By: Lance T. Denha, Esq.
The next time you think about transferring title, be certain how the type of conveyance will affect your title insurance policy.
Most investors have either heard of or use a Quit Claim Deed as a method of granting title to another person or entity (i.e. LLC, S-Corp, Trust, etc.) This method is of liability protection is popular. The reason it is popular among individuals is primarily due to the fact that mostly all conventional lenders require an investor to guarantee and take title to property in his or her personal name. However, once a loan is closed, investors typically use a Quit Claim Deed to move title into an entity with some form of liability protection.
What is the difference between a Quit Claim Deed and a Warranty Deed? A Quit Claim Deed does not give a statement of warranty, leaving very little protection to the actual transfer. The Grantor essentially tells the beneficiary of the document that it does not warrant what (s)he owns, but is transferring the property the grantor thinks and assumes (s)he owns. There is no recourse if there is a problem with the title.

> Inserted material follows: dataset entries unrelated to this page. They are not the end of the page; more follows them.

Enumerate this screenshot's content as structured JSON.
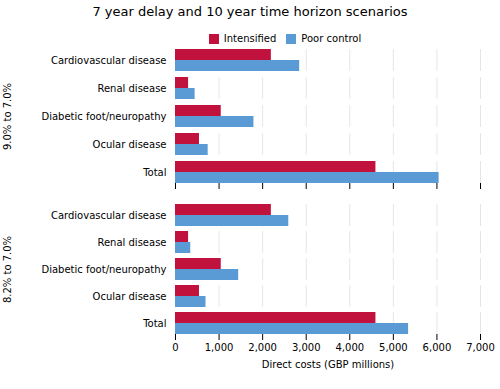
{
  "chart_data": [
    {
      "type": "bar",
      "orientation": "horizontal",
      "title": "7 year delay and 10 year time horizon scenarios",
      "ylabel": "9.0% to 7.0%",
      "categories": [
        "Total",
        "Ocular disease",
        "Diabetic foot/neuropathy",
        "Renal disease",
        "Cardiovascular disease"
      ],
      "series": [
        {
          "name": "Intensified",
          "color": "#c0123c",
          "values": [
            4600,
            550,
            1050,
            300,
            2200
          ]
        },
        {
          "name": "Poor control",
          "color": "#5b9bd5",
          "values": [
            6050,
            750,
            1800,
            450,
            2850
          ]
        }
      ],
      "xlim": [
        0,
        7000
      ],
      "xticks": [
        0,
        {
          "value": 1000,
          "label": "1,000"
        },
        {
          "value": 2000,
          "label": "2,000"
        },
        {
          "value": 3000,
          "label": "3,000"
        },
        {
          "value": 4000,
          "label": "4,000"
        },
        {
          "value": 5000,
          "label": "5,000"
        },
        {
          "value": 6000,
          "label": "6,000"
        },
        {
          "value": 7000,
          "label": "7,000"
        }
      ],
      "grid": true,
      "legend": "top",
      "tick_labels": "y"
    },
    {
      "type": "bar",
      "orientation": "horizontal",
      "ylabel": "8.2% to 7.0%",
      "xlabel": "Direct costs (GBP millions)",
      "categories": [
        "Total",
        "Ocular disease",
        "Diabetic foot/neuropathy",
        "Renal disease",
        "Cardiovascular disease"
      ],
      "series": [
        {
          "name": "Intensified",
          "color": "#c0123c",
          "values": [
            4600,
            550,
            1050,
            300,
            2200
          ]
        },
        {
          "name": "Poor control",
          "color": "#5b9bd5",
          "values": [
            5350,
            700,
            1450,
            350,
            2600
          ]
        }
      ],
      "xlim": [
        0,
        7000
      ],
      "xticks": [
        0,
        {
          "value": 1000,
          "label": "1,000"
        },
        {
          "value": 2000,
          "label": "2,000"
        },
        {
          "value": 3000,
          "label": "3,000"
        },
        {
          "value": 4000,
          "label": "4,000"
        },
        {
          "value": 5000,
          "label": "5,000"
        },
        {
          "value": 6000,
          "label": "6,000"
        },
        {
          "value": 7000,
          "label": "7,000"
        }
      ],
      "grid": true
    }
  ]
}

As an example, let’s assume an investor purchased property and received a Warranty Deed and owner’s title insurance policy. S(he )then transfers the property to their spouse, a living trust or a related corporation for estate planning, tax or business purposes. After the transfer, a title defect is discovered. If they transferred the property via Quit Claim Deed, the grantee has no recourse against you, since the property had been Quit Claimed. Therefore they would lose their right to make a claim under their title policy. On the other hand, if you transfer the property by Warranty Deed, upon discovery of the title defect, the grantee may maintain an action against you for breach of the title warranties inherent in a Warranty Deed. This could then permit you, as insured under your title insurance policy to make a claim.

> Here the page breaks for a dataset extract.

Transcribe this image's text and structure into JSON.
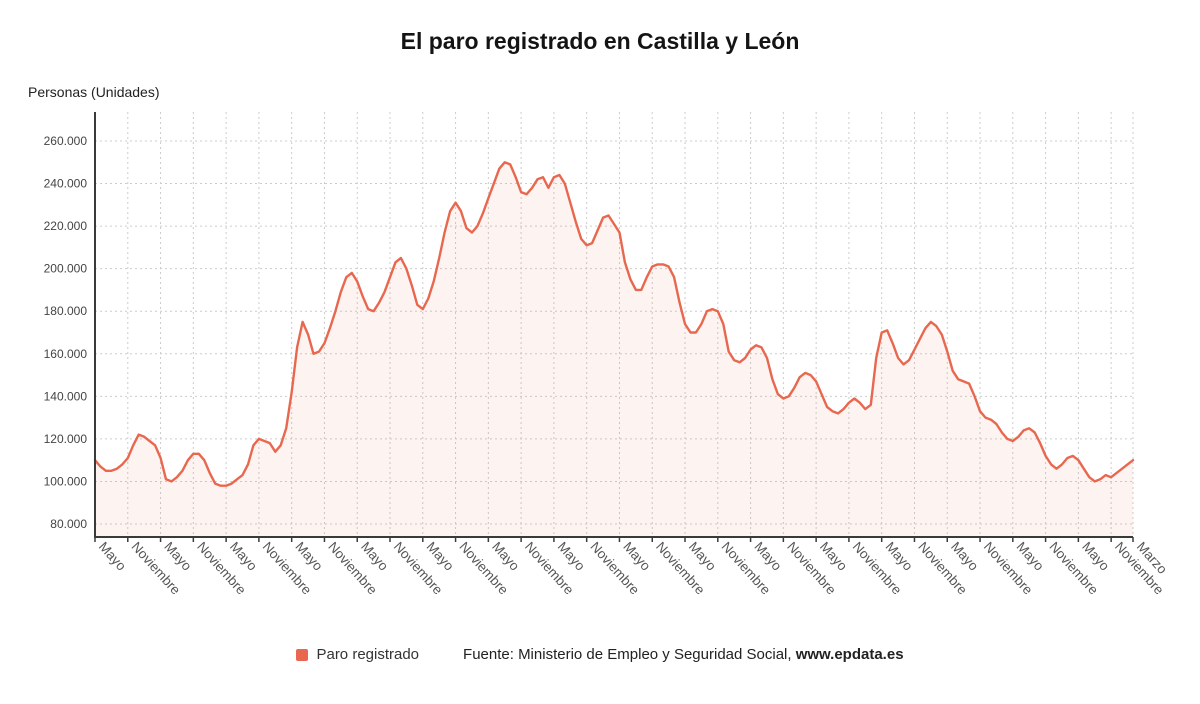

I know you may have heard and will continue to hear individuals in the real estate field and professionals talk about Quit Claiming property out of your personal name for asset protection. While this is very well true, the potential pitfall to keep in mind when doing so is that it may very well nullify the title policy that was obtained initially when the property was first purchased by that particular individual in his/her personal name. Once the title of the property is conveyed to the new entity, the Quit Claim warrants nothing for the new title holder which would be your entity! If a title issue where to arise after the property had been Quit Claimed to the new entity, it is highly likely that the title policy would not cover the entity’s claim.

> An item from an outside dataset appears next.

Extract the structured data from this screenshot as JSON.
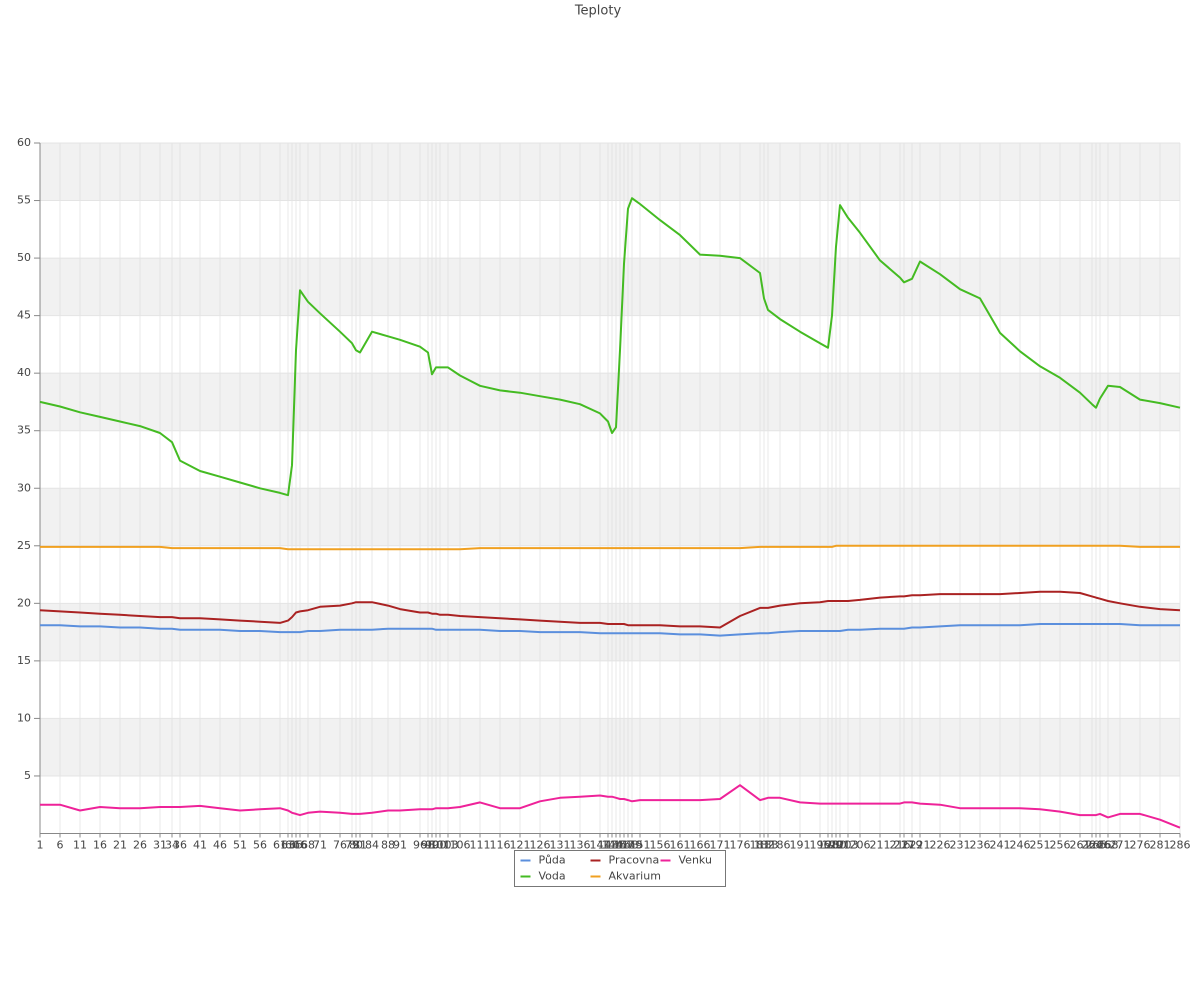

As always, it is highly recommended to consult with an attorney before transferring title to any person or entity. Also be certain the attorney is asking the right questions to make the determination before transferring your property via Quit Claim Deed. It is also imperative as an investor that you ask the proper questions and confirm that any conveyance of property is done in the right manner and with the proper protections in place to preserve your rights under the title insurance policy.